If Congress is looking to save money, here's a place to start
by David Atkins
So, Congress is looking for bipartisan ways to reduce spending? They could start here:
Year after year, health officials meeting at invitation-only government conferences leveled with one another about Biowatch, the nation's system for detecting deadly pathogens that might be unleashed into the air by terrorists.
The entire field of "Homeland Security" is riddled with wasteful boondoggles like this. Remember that raising the Medicare eligibility age, the trial balloon floated by the White House, was only going to save $5 billion in the short term (with bigger costs than savings down the road.)
They shared stories of repeated false alarms — mistaken warnings of germ attacks from Los Angeles to New York City. Some questioned whether BioWatch worked at all.

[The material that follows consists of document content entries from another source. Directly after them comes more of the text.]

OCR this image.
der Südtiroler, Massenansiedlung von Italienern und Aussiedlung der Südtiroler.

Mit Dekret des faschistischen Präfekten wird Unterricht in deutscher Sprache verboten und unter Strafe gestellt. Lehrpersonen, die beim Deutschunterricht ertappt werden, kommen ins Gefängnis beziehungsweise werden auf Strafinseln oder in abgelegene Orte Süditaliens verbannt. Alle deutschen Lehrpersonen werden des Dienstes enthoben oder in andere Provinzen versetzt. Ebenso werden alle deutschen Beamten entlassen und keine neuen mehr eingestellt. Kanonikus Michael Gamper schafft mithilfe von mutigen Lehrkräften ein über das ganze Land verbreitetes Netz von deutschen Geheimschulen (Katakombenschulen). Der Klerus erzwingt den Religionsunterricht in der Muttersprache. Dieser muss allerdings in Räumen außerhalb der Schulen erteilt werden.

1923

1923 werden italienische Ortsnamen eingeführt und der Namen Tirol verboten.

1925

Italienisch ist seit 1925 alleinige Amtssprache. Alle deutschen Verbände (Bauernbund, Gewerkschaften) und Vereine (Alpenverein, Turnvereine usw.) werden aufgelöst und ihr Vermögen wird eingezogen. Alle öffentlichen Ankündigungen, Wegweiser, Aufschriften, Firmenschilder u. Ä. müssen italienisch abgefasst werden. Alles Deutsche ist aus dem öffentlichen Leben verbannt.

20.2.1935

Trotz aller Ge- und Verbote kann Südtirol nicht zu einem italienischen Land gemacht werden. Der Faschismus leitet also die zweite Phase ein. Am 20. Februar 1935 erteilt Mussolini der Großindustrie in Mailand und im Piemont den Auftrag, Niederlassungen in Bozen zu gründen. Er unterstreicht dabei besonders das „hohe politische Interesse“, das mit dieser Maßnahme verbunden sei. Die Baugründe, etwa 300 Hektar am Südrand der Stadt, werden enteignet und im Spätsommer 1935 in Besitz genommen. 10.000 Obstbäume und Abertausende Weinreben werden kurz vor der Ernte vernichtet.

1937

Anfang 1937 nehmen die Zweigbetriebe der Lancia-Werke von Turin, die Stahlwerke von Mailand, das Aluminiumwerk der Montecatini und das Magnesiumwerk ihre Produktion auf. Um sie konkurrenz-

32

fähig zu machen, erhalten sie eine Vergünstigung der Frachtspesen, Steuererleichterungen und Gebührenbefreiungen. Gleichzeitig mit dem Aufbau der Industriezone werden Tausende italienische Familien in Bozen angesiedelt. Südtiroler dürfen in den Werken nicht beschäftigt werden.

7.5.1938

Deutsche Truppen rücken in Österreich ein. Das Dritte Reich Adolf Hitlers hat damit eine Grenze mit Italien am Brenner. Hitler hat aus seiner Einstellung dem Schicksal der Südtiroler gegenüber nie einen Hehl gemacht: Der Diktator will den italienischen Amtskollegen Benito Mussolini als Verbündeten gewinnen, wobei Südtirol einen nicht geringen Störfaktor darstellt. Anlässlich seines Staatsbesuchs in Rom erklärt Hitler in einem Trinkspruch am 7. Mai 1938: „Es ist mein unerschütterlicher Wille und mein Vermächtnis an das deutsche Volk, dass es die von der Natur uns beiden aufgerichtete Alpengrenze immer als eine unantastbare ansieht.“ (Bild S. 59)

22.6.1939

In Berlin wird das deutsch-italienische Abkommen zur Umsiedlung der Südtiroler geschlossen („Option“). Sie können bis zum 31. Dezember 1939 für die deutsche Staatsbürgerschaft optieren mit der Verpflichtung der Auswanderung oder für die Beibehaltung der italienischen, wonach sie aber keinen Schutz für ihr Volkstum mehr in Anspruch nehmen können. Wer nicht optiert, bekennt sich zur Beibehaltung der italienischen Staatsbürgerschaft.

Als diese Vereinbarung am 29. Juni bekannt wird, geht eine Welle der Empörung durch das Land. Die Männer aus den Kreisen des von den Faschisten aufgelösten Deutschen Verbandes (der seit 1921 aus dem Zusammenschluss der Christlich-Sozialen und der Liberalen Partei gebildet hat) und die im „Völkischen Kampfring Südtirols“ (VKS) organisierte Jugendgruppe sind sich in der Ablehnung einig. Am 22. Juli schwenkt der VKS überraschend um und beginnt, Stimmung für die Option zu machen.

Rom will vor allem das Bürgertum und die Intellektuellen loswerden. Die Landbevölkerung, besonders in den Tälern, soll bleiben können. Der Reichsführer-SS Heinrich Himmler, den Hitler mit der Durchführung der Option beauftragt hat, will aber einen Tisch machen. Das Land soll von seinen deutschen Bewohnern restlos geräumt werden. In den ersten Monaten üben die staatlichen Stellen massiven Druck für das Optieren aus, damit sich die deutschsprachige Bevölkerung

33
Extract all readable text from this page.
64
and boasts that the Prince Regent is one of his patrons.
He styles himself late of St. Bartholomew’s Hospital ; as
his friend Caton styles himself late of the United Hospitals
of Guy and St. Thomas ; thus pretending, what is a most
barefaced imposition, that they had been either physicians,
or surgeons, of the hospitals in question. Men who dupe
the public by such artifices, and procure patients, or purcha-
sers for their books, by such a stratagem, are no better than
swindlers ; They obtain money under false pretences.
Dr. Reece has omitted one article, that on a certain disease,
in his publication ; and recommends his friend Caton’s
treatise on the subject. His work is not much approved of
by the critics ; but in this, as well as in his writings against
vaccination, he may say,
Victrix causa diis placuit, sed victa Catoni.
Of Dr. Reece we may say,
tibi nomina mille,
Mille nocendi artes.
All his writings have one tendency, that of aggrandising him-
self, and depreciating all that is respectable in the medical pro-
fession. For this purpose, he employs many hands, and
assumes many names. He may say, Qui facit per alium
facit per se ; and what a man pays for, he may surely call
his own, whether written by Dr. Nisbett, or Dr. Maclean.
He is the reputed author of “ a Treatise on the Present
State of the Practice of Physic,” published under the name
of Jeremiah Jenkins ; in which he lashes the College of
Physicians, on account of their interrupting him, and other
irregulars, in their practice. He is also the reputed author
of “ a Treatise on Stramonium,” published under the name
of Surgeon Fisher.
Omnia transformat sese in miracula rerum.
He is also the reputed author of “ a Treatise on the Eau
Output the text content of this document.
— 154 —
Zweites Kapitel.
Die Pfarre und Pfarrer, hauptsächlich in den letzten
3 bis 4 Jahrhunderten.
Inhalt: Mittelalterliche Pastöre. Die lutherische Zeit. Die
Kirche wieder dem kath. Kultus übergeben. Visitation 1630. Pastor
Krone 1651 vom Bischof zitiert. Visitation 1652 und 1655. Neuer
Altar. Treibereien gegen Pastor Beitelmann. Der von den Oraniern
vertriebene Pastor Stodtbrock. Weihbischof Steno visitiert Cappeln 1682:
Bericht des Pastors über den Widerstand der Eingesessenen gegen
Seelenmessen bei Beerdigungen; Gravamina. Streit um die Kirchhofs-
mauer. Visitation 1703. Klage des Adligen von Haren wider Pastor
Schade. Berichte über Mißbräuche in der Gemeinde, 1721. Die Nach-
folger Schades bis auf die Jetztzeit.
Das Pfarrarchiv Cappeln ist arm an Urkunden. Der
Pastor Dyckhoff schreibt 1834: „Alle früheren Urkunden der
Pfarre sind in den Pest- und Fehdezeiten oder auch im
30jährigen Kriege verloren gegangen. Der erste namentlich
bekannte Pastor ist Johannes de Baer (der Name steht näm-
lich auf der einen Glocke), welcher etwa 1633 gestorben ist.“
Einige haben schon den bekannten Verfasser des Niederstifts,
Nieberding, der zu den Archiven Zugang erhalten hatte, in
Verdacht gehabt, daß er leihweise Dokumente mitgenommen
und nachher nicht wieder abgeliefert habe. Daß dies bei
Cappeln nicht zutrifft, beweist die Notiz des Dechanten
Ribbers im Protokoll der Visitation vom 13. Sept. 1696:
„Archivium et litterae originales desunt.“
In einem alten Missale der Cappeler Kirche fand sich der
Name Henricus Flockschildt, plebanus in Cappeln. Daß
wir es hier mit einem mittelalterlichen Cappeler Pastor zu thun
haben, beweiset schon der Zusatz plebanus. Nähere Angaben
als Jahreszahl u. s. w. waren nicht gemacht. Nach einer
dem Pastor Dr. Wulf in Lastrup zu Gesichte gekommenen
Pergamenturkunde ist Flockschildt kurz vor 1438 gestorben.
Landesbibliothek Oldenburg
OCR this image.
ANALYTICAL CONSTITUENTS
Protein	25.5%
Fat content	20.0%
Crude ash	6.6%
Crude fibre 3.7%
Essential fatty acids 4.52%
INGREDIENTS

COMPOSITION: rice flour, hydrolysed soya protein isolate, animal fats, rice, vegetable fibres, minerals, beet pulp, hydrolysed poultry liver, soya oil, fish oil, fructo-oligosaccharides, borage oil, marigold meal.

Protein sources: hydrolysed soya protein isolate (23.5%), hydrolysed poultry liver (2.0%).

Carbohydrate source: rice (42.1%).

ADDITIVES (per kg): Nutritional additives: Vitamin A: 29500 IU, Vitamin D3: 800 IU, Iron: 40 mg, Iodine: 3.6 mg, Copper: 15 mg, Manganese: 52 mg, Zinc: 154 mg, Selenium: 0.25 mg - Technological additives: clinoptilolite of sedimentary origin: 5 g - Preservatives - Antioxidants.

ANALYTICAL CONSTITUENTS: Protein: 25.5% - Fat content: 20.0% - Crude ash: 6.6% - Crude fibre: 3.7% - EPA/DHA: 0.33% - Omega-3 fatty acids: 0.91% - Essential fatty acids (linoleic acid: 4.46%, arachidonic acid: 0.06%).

They did not publicize their misgivings. Indeed, the sponsor of the conferences, the U.S. Homeland Security Department, insists that BioWatch's operations, in more than 30 cities, be kept mostly secret.
Now, congressional investigators want Homeland Security Secretary Janet Napolitano to open the books on the 9-year-old program and explain why $3.1 billion in additional spending is warranted.
The move by the House Energy and Commerce Committee — spurred by reports in the Los Angeles Times about BioWatch's deficiencies — puts the program at a crossroads.
You'd think that programs like this would see the ax before healthcare for the elderly. But Washington obviously has other priorities you and I couldn't possibly understand.